Trust Region Augmented Lagrangian Methods for Sequential Response Surface Approximation and Optimization

Abstract

A common engineering practice is the use of approximation models in place of expensive computer simulations to drive a multidisciplinary design process based on nonlinear programming techniques. The use of approximation strategies is designed to reduce the number of detailed, costly computer simulations required during optimization while maintaining the pertinent features of the design problem. To date the primary focus of most approximate optimization strategies is that application of the method should lead to improved designs. This is a laudable attribute and certainly relevant for practicing designers. However to date few researchers have focused on the development of approximate optimization strategies that are assured of converging to a solution of the original problem. Recent works based on trust region model management strategies have shown promise in managing convergence in unconstrained approximate minimization.

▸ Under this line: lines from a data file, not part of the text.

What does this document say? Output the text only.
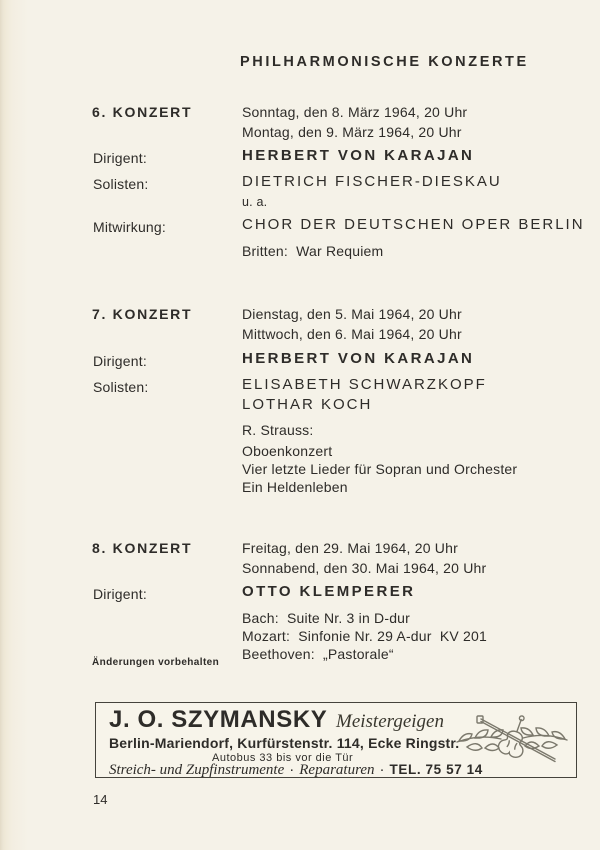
PHILHARMONISCHE KONZERTE
6. KONZERT	Sonntag, den 8. März 1964, 20 Uhr
Montag, den 9. März 1964, 20 Uhr
Dirigent:	HERBERT VON KARAJAN
Solisten:	DIETRICH FISCHER-DIESKAU
u. a.
Mitwirkung:	CHOR DER DEUTSCHEN OPER BERLIN
Britten:  War Requiem
7. KONZERT	Dienstag, den 5. Mai 1964, 20 Uhr
Mittwoch, den 6. Mai 1964, 20 Uhr
Dirigent:	HERBERT VON KARAJAN
Solisten:	ELISABETH SCHWARZKOPF
LOTHAR KOCH
R. Strauss:
Oboenkonzert
Vier letzte Lieder für Sopran und Orchester
Ein Heldenleben
8. KONZERT	Freitag, den 29. Mai 1964, 20 Uhr
Sonnabend, den 30. Mai 1964, 20 Uhr
Dirigent:	OTTO KLEMPERER
Bach:  Suite Nr. 3 in D-dur
Mozart:  Sinfonie Nr. 29 A-dur  KV 201
Beethoven:  „Pastorale“
Änderungen vorbehalten
J. O. SZYMANSKY Meistergeigen
Berlin-Mariendorf, Kurfürstenstr. 114, Ecke Ringstr.
Autobus 33 bis vor die Tür
Streich- und Zupfinstrumente · Reparaturen · TEL. 75 57 14
14
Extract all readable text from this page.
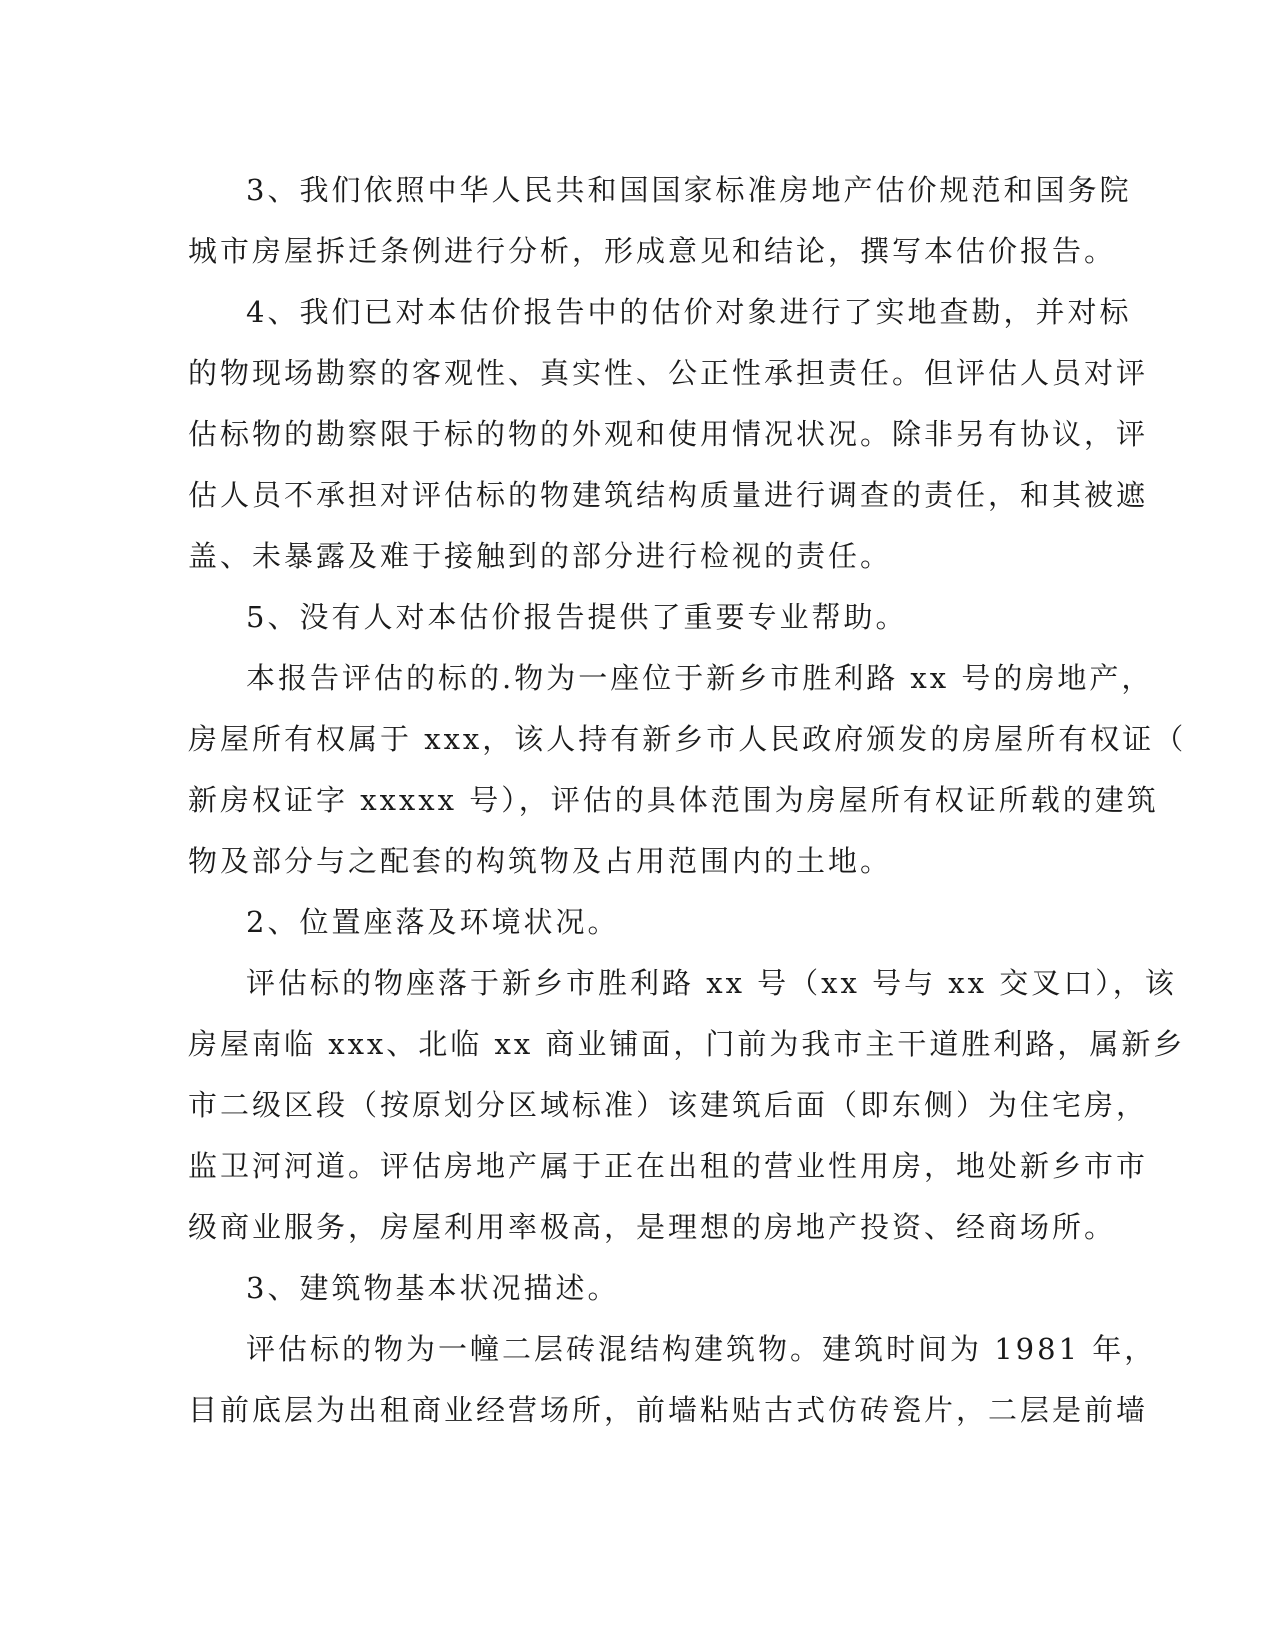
3、我们依照中华人民共和国国家标准房地产估价规范和国务院
城市房屋拆迁条例进行分析，形成意见和结论，撰写本估价报告。

4、我们已对本估价报告中的估价对象进行了实地查勘，并对标
的物现场勘察的客观性、真实性、公正性承担责任。但评估人员对评
估标物的勘察限于标的物的外观和使用情况状况。除非另有协议，评
估人员不承担对评估标的物建筑结构质量进行调查的责任，和其被遮
盖、未暴露及难于接触到的部分进行检视的责任。

5、没有人对本估价报告提供了重要专业帮助。

本报告评估的标的.物为一座位于新乡市胜利路 xx 号的房地产，
房屋所有权属于 xxx，该人持有新乡市人民政府颁发的房屋所有权证（
新房权证字 xxxxx 号），评估的具体范围为房屋所有权证所载的建筑
物及部分与之配套的构筑物及占用范围内的土地。

2、位置座落及环境状况。

评估标的物座落于新乡市胜利路 xx 号（xx 号与 xx 交叉口），该
房屋南临 xxx、北临 xx 商业铺面，门前为我市主干道胜利路，属新乡
市二级区段（按原划分区域标准）该建筑后面（即东侧）为住宅房，
监卫河河道。评估房地产属于正在出租的营业性用房，地处新乡市市
级商业服务，房屋利用率极高，是理想的房地产投资、经商场所。

3、建筑物基本状况描述。

评估标的物为一幢二层砖混结构建筑物。建筑时间为 1981 年，
目前底层为出租商业经营场所，前墙粘贴古式仿砖瓷片，二层是前墙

In this research we extend these well established notions from the literature on trust-region methods to manage the convergence of the more general approximate optimization problem where equality, inequality and variable bound constraints are present. The primary concern addressed in this study is how to manage the interaction between the optimization and the fidelity of the approximation models to ensure that the process converges to a solution of the original constrained design problem. Using a trust-region model management strategy, coupled with an augmented Lagrangian approach for constrained approximate optimization, one can show that the optimization process converges to a solution of the original problem. In this research an approximate optimization strategy is developed in which a cumulative response surface approximation of the augmented Lagrangian is sequentially optimized subject to a trust region constraint. Results for several test problems are presented in which convergence to a Karush-Kuhn-Tucker (KKT) point is observed.